Anadolu Selçukluları ve İslam dünyasının beka mücadelesi verdiği bir dönemde genç yaşına rağmen muazzam başarılara imza atan Kılıç Arslan’ın mezar yerinin tespiti bu nedenle büyük önem arz etmektedir. Nitekim İstiklal şairimiz Mehmet Akif Ersoy da “Çanakkale Şehitleri” başlıklı şiirinde Kılıç Arslan’ın, kahramanlığıyla Selahaddin Eyyubi’yi kendisine hayran bıraktığını, İslamı boğmak için kuşatan ehl-i salibin demir çemberini beraberce parçaladıklarını dile getirmiştir. Nureddin Topçu ise “Büyük mezarların üstünde büyük vatanlar vardır. Büyük ölüleri olmayan milletler ebedî olamazlar” diyerek aslında bu gerçeğe vurgu yapmaktadır. Milletlerin diri ve dinamik halde tutulmasında ve nesillerin inşasında tarihin ve tarihî şahsiyetlerin vazgeçilmez değeri dikkate alındığında Kılıç Arslan’ın mezar yerinin tespiti önem taşımaktadır.

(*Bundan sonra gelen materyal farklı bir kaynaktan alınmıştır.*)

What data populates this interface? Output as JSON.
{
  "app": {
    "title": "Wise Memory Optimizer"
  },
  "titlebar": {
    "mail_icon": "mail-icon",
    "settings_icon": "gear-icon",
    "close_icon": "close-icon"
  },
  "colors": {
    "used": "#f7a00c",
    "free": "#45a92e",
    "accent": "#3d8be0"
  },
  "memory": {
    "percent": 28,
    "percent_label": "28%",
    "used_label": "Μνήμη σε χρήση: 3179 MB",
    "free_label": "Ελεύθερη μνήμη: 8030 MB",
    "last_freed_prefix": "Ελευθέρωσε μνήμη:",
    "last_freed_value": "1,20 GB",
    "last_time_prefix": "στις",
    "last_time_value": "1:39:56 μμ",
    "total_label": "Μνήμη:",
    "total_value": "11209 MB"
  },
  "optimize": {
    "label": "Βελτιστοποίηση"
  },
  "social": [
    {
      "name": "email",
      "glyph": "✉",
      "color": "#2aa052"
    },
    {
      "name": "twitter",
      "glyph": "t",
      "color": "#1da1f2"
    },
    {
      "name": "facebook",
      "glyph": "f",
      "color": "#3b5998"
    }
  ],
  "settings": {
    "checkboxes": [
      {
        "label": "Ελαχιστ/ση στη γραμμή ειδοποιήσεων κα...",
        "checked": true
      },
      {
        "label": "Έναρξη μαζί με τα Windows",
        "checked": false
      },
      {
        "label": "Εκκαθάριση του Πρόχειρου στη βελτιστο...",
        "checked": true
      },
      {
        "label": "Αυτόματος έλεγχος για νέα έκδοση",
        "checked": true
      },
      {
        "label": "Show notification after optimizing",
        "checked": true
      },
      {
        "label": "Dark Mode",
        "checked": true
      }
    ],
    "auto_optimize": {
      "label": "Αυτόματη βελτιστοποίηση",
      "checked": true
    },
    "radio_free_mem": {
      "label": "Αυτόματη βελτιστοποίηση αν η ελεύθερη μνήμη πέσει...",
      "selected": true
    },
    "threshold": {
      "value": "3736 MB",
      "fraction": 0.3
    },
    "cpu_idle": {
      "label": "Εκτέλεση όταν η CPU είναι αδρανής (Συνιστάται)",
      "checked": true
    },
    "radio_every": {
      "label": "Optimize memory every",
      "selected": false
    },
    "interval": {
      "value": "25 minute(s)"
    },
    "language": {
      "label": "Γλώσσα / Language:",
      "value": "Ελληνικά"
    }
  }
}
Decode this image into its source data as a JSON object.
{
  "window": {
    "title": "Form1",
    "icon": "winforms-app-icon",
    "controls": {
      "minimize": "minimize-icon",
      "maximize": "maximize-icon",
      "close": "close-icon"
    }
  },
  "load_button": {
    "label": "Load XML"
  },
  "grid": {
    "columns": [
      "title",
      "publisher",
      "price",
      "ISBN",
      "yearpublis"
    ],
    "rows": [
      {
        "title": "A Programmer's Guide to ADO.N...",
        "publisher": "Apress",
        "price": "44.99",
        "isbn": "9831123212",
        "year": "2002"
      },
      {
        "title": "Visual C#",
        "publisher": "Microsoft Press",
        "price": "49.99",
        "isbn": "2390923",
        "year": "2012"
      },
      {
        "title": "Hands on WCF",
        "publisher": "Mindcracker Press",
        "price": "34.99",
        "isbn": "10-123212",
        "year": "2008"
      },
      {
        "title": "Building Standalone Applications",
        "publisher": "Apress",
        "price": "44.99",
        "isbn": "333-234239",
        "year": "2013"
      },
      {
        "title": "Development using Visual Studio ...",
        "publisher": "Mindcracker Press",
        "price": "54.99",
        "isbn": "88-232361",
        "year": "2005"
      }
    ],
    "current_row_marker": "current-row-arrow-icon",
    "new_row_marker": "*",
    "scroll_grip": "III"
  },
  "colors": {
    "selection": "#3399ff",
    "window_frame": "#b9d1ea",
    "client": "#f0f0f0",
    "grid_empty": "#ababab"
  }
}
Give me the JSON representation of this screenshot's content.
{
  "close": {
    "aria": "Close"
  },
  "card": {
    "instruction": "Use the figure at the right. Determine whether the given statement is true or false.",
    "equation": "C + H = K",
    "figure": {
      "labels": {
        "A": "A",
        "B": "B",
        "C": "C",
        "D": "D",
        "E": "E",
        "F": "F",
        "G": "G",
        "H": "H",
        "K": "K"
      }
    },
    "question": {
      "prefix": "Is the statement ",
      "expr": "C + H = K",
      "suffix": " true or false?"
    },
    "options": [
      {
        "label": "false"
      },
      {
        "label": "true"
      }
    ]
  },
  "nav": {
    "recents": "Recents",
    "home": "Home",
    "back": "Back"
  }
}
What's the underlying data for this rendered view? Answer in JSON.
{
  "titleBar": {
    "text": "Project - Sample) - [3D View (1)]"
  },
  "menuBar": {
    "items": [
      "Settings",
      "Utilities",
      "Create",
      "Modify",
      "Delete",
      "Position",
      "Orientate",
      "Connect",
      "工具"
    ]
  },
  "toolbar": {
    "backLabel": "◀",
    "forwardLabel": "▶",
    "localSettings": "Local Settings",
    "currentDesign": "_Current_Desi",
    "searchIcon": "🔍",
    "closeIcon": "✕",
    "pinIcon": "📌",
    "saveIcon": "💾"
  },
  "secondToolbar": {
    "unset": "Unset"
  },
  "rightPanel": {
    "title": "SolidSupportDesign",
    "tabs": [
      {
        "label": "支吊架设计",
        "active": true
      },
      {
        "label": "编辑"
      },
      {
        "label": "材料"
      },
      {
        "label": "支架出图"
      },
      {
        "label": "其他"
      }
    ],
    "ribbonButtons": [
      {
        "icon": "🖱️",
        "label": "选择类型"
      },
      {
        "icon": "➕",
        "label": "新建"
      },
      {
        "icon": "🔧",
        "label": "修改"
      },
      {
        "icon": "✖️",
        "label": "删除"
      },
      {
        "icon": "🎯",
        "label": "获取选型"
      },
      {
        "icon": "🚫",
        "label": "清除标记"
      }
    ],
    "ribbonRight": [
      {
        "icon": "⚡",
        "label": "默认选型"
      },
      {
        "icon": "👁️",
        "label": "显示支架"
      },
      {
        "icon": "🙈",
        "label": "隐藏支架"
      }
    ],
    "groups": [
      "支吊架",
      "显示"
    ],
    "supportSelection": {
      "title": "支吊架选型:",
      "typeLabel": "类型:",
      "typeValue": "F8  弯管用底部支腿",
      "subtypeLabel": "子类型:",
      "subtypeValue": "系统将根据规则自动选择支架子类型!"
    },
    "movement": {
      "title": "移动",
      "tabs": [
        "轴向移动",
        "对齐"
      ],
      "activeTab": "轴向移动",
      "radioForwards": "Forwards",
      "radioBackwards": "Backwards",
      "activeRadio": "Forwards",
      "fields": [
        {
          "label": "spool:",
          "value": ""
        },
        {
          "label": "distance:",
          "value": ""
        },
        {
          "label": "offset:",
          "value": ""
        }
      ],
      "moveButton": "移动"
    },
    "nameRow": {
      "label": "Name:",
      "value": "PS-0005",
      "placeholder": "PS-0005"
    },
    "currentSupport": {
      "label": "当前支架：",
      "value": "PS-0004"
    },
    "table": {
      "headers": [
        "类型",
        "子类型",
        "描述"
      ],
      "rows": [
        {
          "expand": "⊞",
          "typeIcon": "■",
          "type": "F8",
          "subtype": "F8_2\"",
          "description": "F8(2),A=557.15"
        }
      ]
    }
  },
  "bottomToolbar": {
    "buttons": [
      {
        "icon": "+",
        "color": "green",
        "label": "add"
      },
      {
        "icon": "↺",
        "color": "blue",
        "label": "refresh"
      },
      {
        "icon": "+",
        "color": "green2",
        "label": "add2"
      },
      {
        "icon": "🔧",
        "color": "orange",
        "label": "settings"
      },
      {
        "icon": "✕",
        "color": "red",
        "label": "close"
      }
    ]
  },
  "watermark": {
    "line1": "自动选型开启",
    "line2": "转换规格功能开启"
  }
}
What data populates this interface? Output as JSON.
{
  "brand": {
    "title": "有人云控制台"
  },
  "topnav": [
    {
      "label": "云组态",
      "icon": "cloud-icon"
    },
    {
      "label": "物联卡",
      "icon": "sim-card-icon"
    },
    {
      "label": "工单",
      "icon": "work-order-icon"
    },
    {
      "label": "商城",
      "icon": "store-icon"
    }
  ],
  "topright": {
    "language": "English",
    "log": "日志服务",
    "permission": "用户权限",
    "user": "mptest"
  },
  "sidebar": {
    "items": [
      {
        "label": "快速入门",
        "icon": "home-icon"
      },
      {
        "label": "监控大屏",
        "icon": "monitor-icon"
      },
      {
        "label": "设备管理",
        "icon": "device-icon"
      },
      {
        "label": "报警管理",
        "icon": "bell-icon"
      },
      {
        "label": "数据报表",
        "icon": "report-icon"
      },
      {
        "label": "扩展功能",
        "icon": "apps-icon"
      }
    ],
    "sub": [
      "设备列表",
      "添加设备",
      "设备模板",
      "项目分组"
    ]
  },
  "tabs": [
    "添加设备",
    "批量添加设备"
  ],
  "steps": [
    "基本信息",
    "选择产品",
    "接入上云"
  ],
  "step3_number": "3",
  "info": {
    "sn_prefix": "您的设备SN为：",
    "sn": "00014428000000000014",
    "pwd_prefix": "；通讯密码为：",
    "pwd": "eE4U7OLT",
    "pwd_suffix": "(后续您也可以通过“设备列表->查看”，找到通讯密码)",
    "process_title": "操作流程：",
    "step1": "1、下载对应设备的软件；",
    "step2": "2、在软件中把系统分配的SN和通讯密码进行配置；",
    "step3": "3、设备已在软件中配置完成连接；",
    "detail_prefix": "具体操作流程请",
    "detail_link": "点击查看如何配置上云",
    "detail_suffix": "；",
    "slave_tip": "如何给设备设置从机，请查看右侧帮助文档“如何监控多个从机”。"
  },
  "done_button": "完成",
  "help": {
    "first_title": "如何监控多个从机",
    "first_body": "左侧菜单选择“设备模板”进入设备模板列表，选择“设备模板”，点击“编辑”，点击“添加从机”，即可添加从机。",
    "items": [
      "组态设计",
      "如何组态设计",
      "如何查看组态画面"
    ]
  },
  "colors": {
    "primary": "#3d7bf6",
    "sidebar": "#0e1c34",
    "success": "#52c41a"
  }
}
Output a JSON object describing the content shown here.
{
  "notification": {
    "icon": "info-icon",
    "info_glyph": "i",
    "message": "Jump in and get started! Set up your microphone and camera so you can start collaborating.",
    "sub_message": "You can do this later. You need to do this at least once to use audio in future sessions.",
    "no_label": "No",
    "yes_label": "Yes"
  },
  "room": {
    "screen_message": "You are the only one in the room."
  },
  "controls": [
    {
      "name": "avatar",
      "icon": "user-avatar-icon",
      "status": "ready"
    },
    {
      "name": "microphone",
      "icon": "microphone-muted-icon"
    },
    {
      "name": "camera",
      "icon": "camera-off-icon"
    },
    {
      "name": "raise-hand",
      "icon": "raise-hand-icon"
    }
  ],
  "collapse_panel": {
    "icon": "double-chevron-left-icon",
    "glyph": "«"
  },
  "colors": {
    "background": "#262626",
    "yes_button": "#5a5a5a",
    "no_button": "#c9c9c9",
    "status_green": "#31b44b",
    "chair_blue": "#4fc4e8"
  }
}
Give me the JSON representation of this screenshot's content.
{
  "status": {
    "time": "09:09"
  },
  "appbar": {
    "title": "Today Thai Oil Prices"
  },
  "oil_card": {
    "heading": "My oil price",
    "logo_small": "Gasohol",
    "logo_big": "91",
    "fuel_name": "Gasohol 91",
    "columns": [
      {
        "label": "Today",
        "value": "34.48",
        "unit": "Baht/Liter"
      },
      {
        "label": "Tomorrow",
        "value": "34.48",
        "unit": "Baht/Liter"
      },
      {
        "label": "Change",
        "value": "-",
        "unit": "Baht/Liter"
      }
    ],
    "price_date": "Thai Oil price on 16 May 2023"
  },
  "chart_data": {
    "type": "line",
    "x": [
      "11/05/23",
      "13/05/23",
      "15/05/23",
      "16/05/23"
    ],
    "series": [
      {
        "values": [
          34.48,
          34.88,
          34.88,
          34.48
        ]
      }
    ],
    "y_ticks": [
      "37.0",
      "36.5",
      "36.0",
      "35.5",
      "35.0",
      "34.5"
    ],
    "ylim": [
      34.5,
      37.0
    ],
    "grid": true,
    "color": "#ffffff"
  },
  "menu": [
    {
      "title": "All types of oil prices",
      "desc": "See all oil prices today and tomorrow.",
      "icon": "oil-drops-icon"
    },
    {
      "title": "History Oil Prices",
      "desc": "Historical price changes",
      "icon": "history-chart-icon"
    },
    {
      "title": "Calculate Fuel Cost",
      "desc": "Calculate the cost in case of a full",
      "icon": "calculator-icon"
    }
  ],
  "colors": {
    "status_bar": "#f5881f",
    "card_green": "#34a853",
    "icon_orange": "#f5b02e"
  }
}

Kılıç Arslan’ın tam olarak nerede vefat ettiği biliniyor muydu?

Sultan Kılıç Arslan 1106 yılında Urfa Haçlı Kontluğu üzerine yürüyüp Urfa’yı kuşatmışsa da şehrin sağlam surlarını aşamamıştır. Bu sırada Musul Valisi Çökürmüş’ün Harran’daki adamları şehirlerini teslim etmek üzere kendisini davet eder. Kılıç Arslan gidip şehri teslim alır. Ancak burada hastalanır ve bir süreliğine Malatya’ya döner. Öte yandan Büyük Selçuklu Sultanı Muhammed Tapar, Kılıç Arslan’ın Güneydoğu Anadolu’daki ilerlemesinden rahatsızdır ve onun Büyük Selçuklu tahtını ele geçirmek niyetinde olduğu kanaatindedir. Hatta Musul Valisi Çökürmüş’ün de Kılıç Arslan’la gizli bir anlaşma yaptığını düşünmekteydi. Bu sebeple 1106’da Diyarbekir, el-Cezîre ve Musul’un idaresini Çavlı’ya vererek Çökürmüş’ten kurtulmak istemiştir. Çavlı yapılan savaşta Çökürmüş’ü yenmiş fakat Musul halkı şehri Çavlı’ya teslim etmemiş, dahası, Kılıç Arslan’a haber gönderip Musul’a gelmesini ve idareyi eline almasını istemiştir.